Ai sensi di tale istituto, di matrice internazionale consuetudinaria, laddove una prestazione sia divenuta impossibile, in assoluto o temporaneamente, la parte obbligata a rendere detta prestazione è sollevata, totalmente o momentaneamente, dall’eseguirla.

Il nostro ordinamento non prevede una definizione codicistica specifica di forza maggiore ma il medesimo concetto è disciplinato dagli artt. 1256 c.c. (rubricato “Impossibilità definitiva e impossibilità temporanea”) e nell’art. 1463 c.c. (rubricato “Impossibilità totale”).

Secondo l’art. 1256 c.c. “L’obbligazione si estingue quando, per una causa non imputabile al debitore, la prestazione diventa impossibile. Se l’impossibilità è solo temporanea, il debitore, finché essa perdura, non è responsabile del ritardo nell’adempimento. Tuttavia l’obbligazione si estingue se l’impossibilità perdura fino a quando, in relazione al titolo dell’obbligazione o alla natura dell’oggetto, il debitore non può più essere ritenuto obbligato a eseguire la prestazione ovvero il creditore non ha più interesse a conseguirla”, mentre, ai sensi dell’art. 1463 c.c. “Nei contratti con prestazioni corrispettive, la parte liberata per la sopravvenuta impossibilità della prestazione dovuta non può chiedere la controprestazione, e deve restituire quella che abbia già ricevuta, secondo le norme relative alla ripetizione dell’indebito”.

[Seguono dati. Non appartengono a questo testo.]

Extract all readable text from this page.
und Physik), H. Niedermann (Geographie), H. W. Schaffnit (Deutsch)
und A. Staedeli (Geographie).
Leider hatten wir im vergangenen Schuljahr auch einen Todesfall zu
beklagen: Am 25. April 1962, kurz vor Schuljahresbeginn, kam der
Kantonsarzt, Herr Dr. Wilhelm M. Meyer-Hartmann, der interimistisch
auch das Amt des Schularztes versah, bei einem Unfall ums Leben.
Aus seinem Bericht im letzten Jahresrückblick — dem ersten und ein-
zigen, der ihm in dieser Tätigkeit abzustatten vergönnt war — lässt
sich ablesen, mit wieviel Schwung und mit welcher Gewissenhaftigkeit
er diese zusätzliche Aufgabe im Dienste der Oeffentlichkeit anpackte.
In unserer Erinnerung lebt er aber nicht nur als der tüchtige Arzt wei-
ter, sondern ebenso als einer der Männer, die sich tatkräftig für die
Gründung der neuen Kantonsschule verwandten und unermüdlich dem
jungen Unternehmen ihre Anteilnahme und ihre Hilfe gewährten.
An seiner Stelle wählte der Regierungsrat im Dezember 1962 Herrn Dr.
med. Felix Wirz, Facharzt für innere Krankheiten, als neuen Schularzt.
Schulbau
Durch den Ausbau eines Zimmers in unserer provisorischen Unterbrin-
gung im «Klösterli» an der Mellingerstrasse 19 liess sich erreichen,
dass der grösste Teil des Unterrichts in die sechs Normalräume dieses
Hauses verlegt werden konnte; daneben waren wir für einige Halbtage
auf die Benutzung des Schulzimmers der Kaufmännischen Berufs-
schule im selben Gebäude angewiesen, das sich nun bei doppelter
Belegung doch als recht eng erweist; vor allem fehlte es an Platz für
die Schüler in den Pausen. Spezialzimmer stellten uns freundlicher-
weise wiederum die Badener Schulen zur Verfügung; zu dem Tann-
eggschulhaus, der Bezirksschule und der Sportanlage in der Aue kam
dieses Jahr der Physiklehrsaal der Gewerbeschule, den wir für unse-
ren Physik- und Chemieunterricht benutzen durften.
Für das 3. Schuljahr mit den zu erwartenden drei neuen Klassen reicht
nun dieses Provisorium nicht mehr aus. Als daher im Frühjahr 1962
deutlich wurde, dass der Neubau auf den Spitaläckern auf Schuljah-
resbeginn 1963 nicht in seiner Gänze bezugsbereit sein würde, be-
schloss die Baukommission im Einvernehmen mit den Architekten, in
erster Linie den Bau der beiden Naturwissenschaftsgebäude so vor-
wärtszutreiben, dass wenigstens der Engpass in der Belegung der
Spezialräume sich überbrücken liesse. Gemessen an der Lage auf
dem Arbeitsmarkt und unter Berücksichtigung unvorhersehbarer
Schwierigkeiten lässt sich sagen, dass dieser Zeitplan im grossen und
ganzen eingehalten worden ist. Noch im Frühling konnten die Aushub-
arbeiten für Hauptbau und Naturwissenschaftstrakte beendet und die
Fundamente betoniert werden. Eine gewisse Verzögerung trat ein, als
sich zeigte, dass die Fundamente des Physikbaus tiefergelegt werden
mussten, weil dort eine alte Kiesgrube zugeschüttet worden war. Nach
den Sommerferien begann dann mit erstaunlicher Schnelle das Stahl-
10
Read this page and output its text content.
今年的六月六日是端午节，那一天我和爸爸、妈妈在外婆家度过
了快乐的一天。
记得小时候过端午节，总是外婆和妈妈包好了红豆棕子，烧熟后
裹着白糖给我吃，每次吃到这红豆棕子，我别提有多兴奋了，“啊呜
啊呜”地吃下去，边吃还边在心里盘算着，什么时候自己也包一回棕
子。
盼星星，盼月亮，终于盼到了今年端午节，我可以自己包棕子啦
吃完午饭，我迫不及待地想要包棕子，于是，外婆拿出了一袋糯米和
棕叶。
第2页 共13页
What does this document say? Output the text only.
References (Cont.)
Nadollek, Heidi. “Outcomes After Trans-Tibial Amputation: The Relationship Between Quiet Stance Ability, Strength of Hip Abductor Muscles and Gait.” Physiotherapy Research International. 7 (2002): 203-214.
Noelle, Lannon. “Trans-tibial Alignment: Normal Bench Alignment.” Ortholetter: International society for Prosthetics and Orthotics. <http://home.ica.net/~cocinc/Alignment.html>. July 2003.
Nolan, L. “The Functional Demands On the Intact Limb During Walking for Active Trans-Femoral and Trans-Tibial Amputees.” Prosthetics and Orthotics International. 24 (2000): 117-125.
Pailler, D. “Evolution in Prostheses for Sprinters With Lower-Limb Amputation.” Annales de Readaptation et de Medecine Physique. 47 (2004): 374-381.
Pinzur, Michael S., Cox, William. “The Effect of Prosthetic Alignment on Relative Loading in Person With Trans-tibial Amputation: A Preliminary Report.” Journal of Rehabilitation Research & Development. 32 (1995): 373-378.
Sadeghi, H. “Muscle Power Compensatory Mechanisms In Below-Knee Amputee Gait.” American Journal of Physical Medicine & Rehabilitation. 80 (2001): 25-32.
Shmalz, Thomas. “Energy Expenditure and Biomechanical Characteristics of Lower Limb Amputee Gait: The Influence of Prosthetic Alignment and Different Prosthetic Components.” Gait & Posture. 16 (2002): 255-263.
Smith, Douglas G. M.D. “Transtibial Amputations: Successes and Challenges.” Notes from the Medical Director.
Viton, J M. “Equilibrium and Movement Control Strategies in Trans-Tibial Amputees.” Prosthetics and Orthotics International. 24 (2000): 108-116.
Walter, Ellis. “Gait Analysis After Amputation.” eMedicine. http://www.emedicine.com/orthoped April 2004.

Difformemente dal diritto italiano, in ambito internazionale, la maggior parte dei sistemi giuridici stranieri e lo stesso diritto internazionale prevedono una specifica definizione di forza maggiore.

In particolare, a livello internazionale la definizione di forza maggiore è contemplata, sia dalla Convenzione di Vienna del 1980 sulla vendita internazionale di merci (art. 79), sia nei principi relativi ai contratti commerciali internazionali elaborati dall’Istituto Internazionale per l’Unificazione del Diritto Privato (UNIDROIT) Unidroit e, in particolare, nell’art. 7.1.7.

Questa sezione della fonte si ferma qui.